Posted by Kelly S. Osato, September 28, 2014 07:25pm | Post a Comment
once and future band brain ep mouth magazine record vinyl debut san francisco prog psych rock Joel Robinow (keyboards/guitar/vocals), Raj Ojha (drums/recording engineer) and Eli Eckert (bass/guitar/vocals)

Sheesh, it's been a minute since I've thrown my two cents into this here pot and I've got a lot of pennies to spend. So far, 2014 has been a damn good year for new music and I would like, if I may, to take you back to May when a local band dropped one hell of a debut EP for the ages.

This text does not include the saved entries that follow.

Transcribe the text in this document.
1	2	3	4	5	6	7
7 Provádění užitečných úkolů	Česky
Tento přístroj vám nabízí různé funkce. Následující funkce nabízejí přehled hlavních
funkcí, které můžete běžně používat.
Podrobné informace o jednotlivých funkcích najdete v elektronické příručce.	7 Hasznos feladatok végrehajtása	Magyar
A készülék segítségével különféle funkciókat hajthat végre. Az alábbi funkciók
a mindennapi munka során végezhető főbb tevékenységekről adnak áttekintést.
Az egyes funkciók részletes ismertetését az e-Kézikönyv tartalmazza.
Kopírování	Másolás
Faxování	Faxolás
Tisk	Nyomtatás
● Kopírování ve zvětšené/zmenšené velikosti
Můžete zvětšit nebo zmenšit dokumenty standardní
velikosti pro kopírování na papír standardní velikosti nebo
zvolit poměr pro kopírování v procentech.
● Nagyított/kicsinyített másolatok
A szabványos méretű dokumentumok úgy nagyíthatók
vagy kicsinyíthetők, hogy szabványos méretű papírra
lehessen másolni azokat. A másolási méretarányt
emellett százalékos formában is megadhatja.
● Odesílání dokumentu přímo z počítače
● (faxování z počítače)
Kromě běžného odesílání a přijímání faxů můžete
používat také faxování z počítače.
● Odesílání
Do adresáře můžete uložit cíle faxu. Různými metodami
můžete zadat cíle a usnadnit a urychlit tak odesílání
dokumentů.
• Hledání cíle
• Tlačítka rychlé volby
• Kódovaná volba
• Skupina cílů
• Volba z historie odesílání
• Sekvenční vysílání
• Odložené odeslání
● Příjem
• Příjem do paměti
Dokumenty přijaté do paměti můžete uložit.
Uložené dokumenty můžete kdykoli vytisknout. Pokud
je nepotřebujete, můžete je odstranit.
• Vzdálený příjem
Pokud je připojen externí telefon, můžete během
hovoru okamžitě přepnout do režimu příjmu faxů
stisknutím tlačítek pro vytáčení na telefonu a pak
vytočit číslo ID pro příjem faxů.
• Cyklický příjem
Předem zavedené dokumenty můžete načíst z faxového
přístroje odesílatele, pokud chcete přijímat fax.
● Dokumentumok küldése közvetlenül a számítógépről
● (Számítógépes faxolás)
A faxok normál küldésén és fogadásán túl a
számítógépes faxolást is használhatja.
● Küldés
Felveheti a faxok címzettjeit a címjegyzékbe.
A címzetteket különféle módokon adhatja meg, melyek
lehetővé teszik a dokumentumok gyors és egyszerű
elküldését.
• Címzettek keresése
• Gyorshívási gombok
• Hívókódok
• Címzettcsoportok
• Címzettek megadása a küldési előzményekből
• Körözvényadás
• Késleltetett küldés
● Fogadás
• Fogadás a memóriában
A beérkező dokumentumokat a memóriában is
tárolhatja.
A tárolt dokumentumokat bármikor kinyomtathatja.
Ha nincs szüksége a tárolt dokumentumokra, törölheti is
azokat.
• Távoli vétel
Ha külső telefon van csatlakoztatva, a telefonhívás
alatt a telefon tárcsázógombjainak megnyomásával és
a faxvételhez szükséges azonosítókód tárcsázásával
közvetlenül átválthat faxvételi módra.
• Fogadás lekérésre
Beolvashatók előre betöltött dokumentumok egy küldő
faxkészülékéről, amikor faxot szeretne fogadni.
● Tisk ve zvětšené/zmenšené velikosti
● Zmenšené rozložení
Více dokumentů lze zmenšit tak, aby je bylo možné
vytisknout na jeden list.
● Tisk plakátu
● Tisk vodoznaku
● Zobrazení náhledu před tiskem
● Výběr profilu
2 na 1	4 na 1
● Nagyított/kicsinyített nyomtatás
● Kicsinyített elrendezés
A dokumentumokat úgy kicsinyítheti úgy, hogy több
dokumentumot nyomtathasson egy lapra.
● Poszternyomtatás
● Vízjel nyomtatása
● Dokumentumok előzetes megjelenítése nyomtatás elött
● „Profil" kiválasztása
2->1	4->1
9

Seemingly fixed somewhere between derivative approximations recalling the Crimson courtiers of Progressive Rock and master multi-part harmonizers of yore like, for example, maybe Wishbone Ash or Bubble Puppy, it could be said that Oakland's Once and Future Band has calculated dead reckoning in waters more well known than uncharted. However, this assessment is flawed. Roughly two minutes into the sprawling eponymous opening track of their debut EP, Brain, when lead vocalist, guitarist, high synth-sayer, and man behind the dream Joel Robinow (of Howlin' Rain, also wearing an exceptionally well designed OAFB tee, right over there) sings, "everyone knows ‘cept yourself that these phases are fleeting, time to take stock and face up to the path life is leading", it's time to give up and give in. The nearly nine minute saga advances not unlike said fleeting phases, progressing along most unpredictably in stone grooves, lucid pulses, transitory textures, and ascending arpeggios, executed with a passion for sound and vision so palpable that any trifling comparison made to apparent forebears would seem a dull and heartless pursuit. Considering the first track alone, it is clear that this band possesses something of a sonic timelessness, a quality that perhaps gives some credence to wanton Steely Dan-ish, CSNY et cetera Classic Rock banalogies, but is rather more a result of a fortuitous confluence of unabashed creativity and masterful musicianship. Fact: these guys make music magical, fanciful, adventurous, and valuable -- every second worth the effort. Once and Future Band simply rules. And they would still rule even if Rick Wakeman had said "no" to Yes.